Hani hep derler ya ”Emenike kalabalık defans arasında bir şey yapamaz, top tekniği,oyun zekası zayıf ama boş alan bulduğunda basıp geçer, tren gibi gider”, Bir şey söyleyeyim mi? Yok artık öyle bir Emenike, Unutun lokomotifi, treni. Top ayağına geldiğinde duran, birebirde adam geçmeyi bırak denemeye bile tenezzül etmeyen, artık o sürati ve kuvveti kalmamış, bu özellikleri kalmayınca da 3.lig topçusu seviyesine düşen bir adam. İddaa ediyorum onun yaydığı negatif enerji bütün takımı bile bozuyor bence. Tüm bunların üzerine tekrar soruyorum, hoca bu adamda ne gördü ki antremanda böylesine önemli bir maçta onunla başladı oyuna? Anlaşılır gibi değil.
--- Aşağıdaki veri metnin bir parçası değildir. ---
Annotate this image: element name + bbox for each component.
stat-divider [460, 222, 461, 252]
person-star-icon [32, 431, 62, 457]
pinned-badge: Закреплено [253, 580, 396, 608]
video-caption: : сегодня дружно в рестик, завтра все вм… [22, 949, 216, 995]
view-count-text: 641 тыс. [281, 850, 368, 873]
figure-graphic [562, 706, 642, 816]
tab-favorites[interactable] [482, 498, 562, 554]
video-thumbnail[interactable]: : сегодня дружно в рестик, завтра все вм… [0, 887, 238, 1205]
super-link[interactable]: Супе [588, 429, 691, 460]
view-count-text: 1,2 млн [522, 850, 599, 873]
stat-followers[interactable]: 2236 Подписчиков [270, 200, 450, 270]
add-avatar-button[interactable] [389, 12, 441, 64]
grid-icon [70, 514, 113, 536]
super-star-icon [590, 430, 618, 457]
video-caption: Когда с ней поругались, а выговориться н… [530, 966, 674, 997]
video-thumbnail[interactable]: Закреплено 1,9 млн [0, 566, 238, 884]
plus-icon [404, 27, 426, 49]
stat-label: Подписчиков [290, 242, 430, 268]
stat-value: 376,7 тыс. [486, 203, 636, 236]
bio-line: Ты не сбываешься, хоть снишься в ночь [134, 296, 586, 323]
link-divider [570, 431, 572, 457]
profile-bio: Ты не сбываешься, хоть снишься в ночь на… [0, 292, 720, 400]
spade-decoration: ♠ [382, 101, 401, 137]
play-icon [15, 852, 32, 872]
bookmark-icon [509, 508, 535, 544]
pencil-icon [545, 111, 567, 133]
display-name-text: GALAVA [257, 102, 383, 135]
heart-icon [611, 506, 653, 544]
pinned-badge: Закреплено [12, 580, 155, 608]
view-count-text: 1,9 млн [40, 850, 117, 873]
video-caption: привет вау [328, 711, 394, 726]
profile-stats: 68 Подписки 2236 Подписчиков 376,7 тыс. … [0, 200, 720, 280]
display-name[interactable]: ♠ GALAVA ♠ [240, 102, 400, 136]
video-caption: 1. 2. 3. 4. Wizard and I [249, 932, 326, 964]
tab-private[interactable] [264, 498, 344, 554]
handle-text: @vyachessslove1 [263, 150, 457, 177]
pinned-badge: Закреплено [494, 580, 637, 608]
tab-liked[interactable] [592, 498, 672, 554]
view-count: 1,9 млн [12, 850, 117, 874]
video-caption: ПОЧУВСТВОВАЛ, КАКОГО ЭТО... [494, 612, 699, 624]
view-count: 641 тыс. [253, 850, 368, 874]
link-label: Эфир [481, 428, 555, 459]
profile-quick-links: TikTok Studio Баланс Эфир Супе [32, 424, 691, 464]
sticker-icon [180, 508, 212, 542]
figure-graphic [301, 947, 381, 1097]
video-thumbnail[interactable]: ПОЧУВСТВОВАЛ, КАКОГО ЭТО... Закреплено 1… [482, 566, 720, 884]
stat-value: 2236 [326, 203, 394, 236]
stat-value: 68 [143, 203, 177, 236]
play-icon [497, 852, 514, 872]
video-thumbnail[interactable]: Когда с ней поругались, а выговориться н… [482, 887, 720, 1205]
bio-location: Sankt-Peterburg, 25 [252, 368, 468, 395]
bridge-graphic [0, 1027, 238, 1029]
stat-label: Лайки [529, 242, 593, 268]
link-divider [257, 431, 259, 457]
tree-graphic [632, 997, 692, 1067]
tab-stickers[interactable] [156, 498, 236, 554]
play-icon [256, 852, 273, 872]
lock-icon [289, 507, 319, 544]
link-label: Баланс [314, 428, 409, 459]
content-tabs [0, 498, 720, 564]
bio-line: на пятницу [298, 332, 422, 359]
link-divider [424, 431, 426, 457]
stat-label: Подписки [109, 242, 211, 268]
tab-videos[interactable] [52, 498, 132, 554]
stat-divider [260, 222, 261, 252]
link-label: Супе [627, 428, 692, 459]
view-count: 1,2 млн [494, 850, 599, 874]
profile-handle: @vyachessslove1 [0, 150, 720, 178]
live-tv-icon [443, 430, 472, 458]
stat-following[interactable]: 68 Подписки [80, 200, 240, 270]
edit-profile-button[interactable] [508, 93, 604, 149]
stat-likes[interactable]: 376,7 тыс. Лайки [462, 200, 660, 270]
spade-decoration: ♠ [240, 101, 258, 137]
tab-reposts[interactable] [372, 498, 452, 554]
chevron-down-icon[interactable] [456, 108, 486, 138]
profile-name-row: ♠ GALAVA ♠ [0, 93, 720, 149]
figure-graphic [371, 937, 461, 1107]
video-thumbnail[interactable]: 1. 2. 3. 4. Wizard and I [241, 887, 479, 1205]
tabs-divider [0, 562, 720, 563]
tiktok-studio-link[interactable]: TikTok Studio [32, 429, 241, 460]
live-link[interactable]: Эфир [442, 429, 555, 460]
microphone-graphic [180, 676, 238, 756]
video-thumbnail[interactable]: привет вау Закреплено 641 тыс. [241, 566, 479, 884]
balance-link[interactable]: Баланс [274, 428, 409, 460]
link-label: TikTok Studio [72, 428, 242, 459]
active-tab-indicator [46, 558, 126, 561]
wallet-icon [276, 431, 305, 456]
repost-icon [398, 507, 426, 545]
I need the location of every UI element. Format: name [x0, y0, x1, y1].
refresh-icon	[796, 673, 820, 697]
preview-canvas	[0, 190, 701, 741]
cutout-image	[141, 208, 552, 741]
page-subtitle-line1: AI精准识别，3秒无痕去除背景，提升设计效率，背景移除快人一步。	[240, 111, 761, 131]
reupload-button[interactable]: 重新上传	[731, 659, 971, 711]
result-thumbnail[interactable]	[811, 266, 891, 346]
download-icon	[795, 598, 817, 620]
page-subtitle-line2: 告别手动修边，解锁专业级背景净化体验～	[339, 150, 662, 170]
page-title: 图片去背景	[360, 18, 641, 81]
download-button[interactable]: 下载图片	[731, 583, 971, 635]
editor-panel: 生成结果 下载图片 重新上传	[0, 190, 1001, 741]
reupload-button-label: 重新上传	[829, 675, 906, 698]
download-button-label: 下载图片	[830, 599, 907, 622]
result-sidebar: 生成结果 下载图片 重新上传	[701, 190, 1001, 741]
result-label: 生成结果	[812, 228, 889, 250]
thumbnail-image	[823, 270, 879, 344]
Bu kadar olumsuzluğa rağmen Istanbul’da turu geçebiliriz. Zaten aman aman bir rakip te değil karşımızdaki. Ancak turu geçsek bile bu oyundan sonra ilerki turlar için umutlu olamıyor insan. İnşallah benim tahmin ettiğim gibi problemin büyüğü kafalardaydı bu akşam. Belki de 10 kişi kalmış Bursa’ya karşı kazanılamayan maç moral açısından büyük bir yıkım yarattı takımda. Eğer öyle ise hiç vakit kaybetmeden, bu geceden tezi yok oyuncularla konuşup bir sonraki maça adam gibi motive olarak çıkmaları sağlanmalı. Bu geceki gibi ızdırap verici futbol bir daha tekrarlanmamalı.